A ONG Iran Human Rights estima que as mortes podem ultrapassar seis mil. O governo iraniano cortou o acesso à internet durante as manifestações, medida que foi fortemente criticada por restringir a liberdade de expressão e o acesso irrestrito à internet.
A ministra das Relações Exteriores da Finlândia, Elina Valtonen, afirmou que o regime iraniano cortou a internet para “matar e oprimir em silêncio” e que isso não será tolerado, informando que convocaria o embaixador iraniano.
Na Dinamarca, o Ministério das Relações Exteriores convocou o encarregado de negócios do Irã para expressar condenação contra o uso da violência dos iranianos, reforçando a necessidade de cumprir obrigações internacionais relacionadas à liberdade de expressão, associação e reunião, bem como o acesso à internet sem restrições.
No Reino Unido, a secretária de Relações Exteriores Yvette Cooper convocou o embaixador para ressaltar a gravidade dos acontecimentos e exigir que o governo iraniano responda pelos relatos sobre a situação.
O governo francês seguiu a mesma medida, com o ministro Jean-Noël Barrot denunciando a violência estatal indiscriminada contra manifestantes pacíficos.
Na Espanha, o ministro José Manuel Albares afirmou que será transmitido ao embaixador iraniano que o direito a protesto pacífico e liberdade de expressão dos iranianos devem ser respeitados.
O Ministério das Relações Exteriores da Alemanha classificou como chocante a repressão brutal do regime contra sua própria população e também convocou representantes iranianos.
Além disso, o presidente dos Estados Unidos, Donald Trump, incentivou publicamente os manifestantes a continuarem ocupando as ruas e a tomarem controle das instituições governamentais, registrando nomes dos responsáveis por abusos, afirmando que ajuda está a caminho.
Segundo a ONG Iran Human Rights, pelo menos 734 pessoas, incluindo nove menores, foram mortas pelas forças de segurança iranianas durante os protestos.
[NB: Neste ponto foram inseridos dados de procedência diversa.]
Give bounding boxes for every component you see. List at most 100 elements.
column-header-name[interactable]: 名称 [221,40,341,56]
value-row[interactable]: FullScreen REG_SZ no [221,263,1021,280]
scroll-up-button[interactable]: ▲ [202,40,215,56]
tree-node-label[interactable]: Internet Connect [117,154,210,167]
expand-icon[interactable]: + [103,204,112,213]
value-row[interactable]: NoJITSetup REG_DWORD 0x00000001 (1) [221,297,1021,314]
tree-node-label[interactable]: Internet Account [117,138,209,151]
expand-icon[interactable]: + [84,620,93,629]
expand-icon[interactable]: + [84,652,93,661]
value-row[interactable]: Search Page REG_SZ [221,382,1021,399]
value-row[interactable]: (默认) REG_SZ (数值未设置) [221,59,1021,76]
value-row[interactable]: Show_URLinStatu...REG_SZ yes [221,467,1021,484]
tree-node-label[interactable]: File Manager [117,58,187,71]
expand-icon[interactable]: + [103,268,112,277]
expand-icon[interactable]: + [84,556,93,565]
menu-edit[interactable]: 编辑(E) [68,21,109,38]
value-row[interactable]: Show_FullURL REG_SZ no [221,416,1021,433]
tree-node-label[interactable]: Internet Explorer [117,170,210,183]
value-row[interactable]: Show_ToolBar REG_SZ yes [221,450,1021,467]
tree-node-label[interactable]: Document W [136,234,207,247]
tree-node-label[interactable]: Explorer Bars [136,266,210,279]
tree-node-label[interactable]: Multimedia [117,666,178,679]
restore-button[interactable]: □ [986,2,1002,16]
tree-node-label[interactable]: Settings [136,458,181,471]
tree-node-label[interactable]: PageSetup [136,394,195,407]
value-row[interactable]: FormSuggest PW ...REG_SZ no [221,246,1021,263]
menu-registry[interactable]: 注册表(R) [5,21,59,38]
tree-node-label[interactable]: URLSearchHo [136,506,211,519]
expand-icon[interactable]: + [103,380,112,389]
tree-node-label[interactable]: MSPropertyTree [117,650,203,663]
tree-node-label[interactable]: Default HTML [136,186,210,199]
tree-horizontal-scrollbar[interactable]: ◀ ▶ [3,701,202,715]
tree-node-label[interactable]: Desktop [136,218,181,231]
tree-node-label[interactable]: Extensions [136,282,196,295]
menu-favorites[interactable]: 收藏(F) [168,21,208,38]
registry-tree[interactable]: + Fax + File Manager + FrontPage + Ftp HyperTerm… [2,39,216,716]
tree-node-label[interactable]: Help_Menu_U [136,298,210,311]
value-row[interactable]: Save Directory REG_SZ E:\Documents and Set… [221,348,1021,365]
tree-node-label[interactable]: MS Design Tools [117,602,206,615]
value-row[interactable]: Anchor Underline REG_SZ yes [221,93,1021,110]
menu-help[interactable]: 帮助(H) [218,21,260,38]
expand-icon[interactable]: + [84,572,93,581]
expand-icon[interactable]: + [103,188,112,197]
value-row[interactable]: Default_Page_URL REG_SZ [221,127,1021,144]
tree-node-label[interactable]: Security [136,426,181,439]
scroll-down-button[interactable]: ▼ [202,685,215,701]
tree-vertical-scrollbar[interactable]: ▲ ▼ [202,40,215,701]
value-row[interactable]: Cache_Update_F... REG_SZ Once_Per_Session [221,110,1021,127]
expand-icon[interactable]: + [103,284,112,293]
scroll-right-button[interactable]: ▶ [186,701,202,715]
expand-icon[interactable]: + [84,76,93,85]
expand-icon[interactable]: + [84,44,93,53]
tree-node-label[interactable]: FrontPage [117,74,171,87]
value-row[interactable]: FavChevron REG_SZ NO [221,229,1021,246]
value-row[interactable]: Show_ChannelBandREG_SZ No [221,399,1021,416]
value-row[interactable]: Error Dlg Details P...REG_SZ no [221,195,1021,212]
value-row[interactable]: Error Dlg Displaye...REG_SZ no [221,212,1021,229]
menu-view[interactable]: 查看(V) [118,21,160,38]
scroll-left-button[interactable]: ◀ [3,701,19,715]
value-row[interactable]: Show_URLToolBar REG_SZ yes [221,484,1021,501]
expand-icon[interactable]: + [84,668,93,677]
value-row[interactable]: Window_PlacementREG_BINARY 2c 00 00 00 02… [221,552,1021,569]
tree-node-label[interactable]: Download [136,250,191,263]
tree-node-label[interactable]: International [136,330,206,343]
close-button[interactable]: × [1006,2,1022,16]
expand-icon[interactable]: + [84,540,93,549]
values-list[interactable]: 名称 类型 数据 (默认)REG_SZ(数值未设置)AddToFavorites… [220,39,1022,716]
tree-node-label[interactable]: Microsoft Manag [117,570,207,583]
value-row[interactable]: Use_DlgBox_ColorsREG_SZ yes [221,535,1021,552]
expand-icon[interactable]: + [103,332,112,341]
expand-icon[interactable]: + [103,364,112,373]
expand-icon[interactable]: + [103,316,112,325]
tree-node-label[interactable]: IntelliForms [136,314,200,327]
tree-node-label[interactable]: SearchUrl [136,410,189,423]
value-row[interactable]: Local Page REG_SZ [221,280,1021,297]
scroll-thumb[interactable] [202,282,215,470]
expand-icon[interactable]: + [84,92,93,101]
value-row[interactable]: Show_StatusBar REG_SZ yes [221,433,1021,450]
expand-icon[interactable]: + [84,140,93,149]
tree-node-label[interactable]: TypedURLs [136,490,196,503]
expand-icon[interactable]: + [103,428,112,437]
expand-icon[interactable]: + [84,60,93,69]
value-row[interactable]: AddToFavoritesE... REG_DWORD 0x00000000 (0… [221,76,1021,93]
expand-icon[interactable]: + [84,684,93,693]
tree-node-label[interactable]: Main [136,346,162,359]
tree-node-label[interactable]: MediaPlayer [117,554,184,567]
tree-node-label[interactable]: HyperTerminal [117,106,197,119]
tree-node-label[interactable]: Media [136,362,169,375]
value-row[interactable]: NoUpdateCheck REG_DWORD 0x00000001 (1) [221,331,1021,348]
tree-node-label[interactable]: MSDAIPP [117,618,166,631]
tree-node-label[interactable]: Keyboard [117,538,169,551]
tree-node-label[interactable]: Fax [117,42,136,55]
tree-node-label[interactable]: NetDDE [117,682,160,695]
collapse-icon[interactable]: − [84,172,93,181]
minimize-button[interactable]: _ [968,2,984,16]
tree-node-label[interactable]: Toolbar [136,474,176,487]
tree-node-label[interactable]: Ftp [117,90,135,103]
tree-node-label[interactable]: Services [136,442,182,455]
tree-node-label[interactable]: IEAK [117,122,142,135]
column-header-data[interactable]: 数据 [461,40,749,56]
Uma fonte anônima citada pela Reuters mencionou até 2 mil mortos. Além disso, milhares ficaram feridos e mais de 10 mil foram presos.
O diretor da ONG, Mahmood Amiry-Moghaddam, afirmou que os números divulgados se baseiam em dados de menos da metade das províncias e menos de 10% dos hospitais iranianos, sugerindo que o número real de mortos pode chegar a milhares.